Racine écrit « Phèdre », sa dernière grande tragédie, en 1677. Elle connaîtra un immense
succès et amènera son auteur au sommet de sa gloire et à l’apothéose de son art. Avec cette pièce,
Racine met en scène le destin tragique de Phèdre, une reine incomprise, torturée et vouée au bon
plaisir des Dieux (Vénus en l’occurrence). La descente aux Enfers de cette reine s’accompagne dans
toute l’œuvre par la terrible puissance de la parole, par le fait qu’elle est définie comme un acte ainsi
que par son rôle décisif dans la manifestation de la passion et dans l’égarement des personnages.
Dans « Phèdre », Racine impose la parole comme un acte irréversible et dommageable. A cela
s’ajoute la nécessité qu’on les personnages d’achever un aveu entamé, et cela même si il a été fait
involontairement. Mais comment s’exprime cette puissance de la parole dans la pièce ? Pourquoi la
folie de Phèdre, emprise de sa passion amoureuse pour Hippolyte, s’exprime t’elle par la parole  ?

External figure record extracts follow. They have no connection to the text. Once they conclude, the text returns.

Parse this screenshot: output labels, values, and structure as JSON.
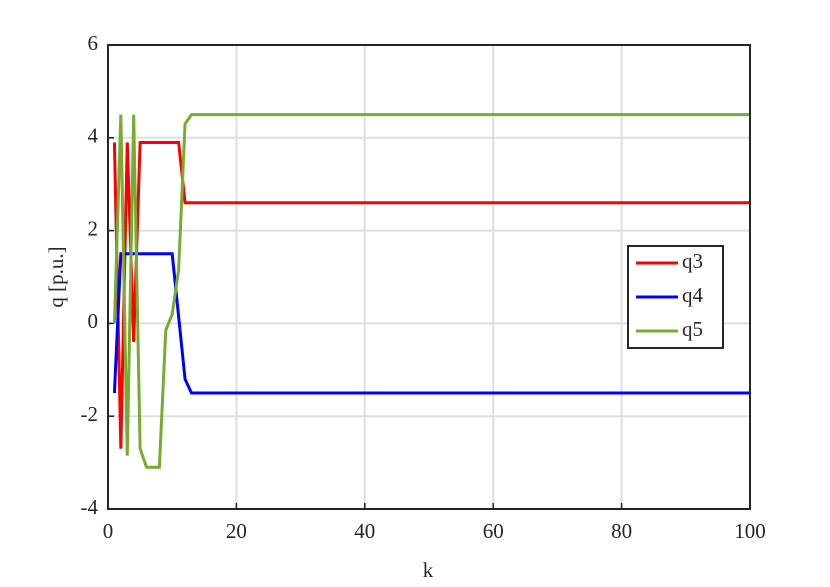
{
  "chart_data": {
    "type": "line",
    "xlabel": "k",
    "ylabel": "q [p.u.]",
    "x": [
      1,
      2,
      3,
      4,
      5,
      6,
      7,
      8,
      9,
      10,
      11,
      12,
      13,
      100
    ],
    "series": [
      {
        "name": "q3",
        "color": "#ff0000",
        "values": [
          3.9,
          -2.7,
          3.9,
          -0.4,
          3.9,
          3.9,
          3.9,
          3.9,
          3.9,
          3.9,
          3.9,
          2.6,
          2.6,
          2.6
        ]
      },
      {
        "name": "q4",
        "color": "#0000ff",
        "values": [
          -1.5,
          1.5,
          1.5,
          1.5,
          1.5,
          1.5,
          1.5,
          1.5,
          1.5,
          1.5,
          0.15,
          -1.2,
          -1.5,
          -1.5
        ]
      },
      {
        "name": "q5",
        "color": "#77ac30",
        "values": [
          0,
          4.5,
          -2.85,
          4.5,
          -2.7,
          -3.1,
          -3.1,
          -3.1,
          -0.15,
          0.2,
          1.15,
          4.3,
          4.5,
          4.5
        ]
      }
    ],
    "xlim": [
      0,
      100
    ],
    "xticks": [
      0,
      20,
      40,
      60,
      80,
      100
    ],
    "ylim": [
      -4,
      6
    ],
    "yticks": [
      -4,
      -2,
      0,
      2,
      4,
      6
    ],
    "grid": true,
    "legend": "east"
  }
}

Pourquoi celle-ci n’est pas effaçable, rattrapable mais définitive ? Tant de questions auquel il faut
répondre en examinant l’œuvre plus en détail.

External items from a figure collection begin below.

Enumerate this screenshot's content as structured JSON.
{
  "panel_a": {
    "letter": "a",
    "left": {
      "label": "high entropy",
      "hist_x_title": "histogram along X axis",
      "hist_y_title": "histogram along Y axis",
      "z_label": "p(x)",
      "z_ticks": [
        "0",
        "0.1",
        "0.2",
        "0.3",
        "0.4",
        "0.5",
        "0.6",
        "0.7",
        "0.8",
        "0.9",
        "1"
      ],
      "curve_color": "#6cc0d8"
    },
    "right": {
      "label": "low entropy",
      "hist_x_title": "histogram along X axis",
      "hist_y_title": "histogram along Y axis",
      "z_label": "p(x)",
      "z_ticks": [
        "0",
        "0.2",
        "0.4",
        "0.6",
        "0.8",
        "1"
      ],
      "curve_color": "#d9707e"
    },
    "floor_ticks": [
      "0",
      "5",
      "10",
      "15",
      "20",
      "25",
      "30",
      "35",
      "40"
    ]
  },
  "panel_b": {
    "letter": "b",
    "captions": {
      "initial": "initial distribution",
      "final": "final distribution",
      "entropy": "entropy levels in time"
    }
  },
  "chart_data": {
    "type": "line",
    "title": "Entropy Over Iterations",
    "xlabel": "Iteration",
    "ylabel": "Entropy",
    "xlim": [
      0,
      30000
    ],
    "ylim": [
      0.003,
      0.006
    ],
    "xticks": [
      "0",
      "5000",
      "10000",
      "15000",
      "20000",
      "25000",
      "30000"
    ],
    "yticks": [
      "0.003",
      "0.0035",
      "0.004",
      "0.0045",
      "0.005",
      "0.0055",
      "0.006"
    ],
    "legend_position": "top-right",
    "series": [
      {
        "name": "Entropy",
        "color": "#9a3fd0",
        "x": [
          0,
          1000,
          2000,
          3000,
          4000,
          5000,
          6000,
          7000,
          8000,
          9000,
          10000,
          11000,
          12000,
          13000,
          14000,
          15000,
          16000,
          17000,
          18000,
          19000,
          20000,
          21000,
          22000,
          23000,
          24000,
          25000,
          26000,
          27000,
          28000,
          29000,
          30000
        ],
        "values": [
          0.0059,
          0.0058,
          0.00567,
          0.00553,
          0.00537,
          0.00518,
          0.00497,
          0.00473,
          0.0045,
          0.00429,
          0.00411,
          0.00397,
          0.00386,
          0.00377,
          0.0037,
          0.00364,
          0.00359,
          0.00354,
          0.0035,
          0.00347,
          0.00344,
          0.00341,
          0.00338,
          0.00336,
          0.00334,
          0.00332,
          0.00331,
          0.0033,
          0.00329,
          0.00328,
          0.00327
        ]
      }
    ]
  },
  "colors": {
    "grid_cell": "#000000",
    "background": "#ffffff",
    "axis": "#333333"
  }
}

Tout d’abord, le point le plus important. C'est-à-dire que dans « Phèdre », la parole est un
acte. Comme le dit Roland Barthes, « le mot est fort » ; un acte comme n’importe quelle action
quotidienne. Cela implique nécessairement, qu’elle entraîne des conséquences directes sur l’individu
qui l’exerce. Mais justement, dans « Phèdre », la parole n’est pas seulement dommageable à celui qui
la prononce mais l’est aussi pour ceux qui l’entendent, pour les autres. Ne pas parler c’est préserver
sa dignité comme celle d’autrui. C’est pour cette raison, qu’Hippolyte se refuse de faire le premier
pas pour avouer la sombre idylle que lui voue Phèdre. En évitant d’apprendre à son père cet amour
incestueux, il cherche à éviter de se souiller lui, mais aussi Thésée, par cette accablante révélation. Il
pense ainsi préserver son innocence. On voit également Hippolyte scandalisé par le discours ambiguë
que Phèdre tient à son époux lors de la scène 4 de l’acte III. Hippolyte dit ainsi «  Ou tendait ce
discours qui m’a glacé d’effroi ? » (vers 988) pour montrer que Phèdre, déjà si fautive à ses yeux, le
devient encore plus en faisant planer le doute. La parole devient alors bel et bien un acte, dans la
mesure où elle condamne encore plus celui qui la prononce. Phèdre le dit elle-même à Oenone qui
cherche à lui faire avouer ce qui la torture, « Je n’en mourrai pas moins  ; j’en mourrais plus
coupable » (vers 243). Ainsi, dans toute la pièce, cette puissance de la parole est omniprésente, les
personnages sont voués au silence si ils veulent préserver leur innocence ou éviter de se rendre plus
coupable.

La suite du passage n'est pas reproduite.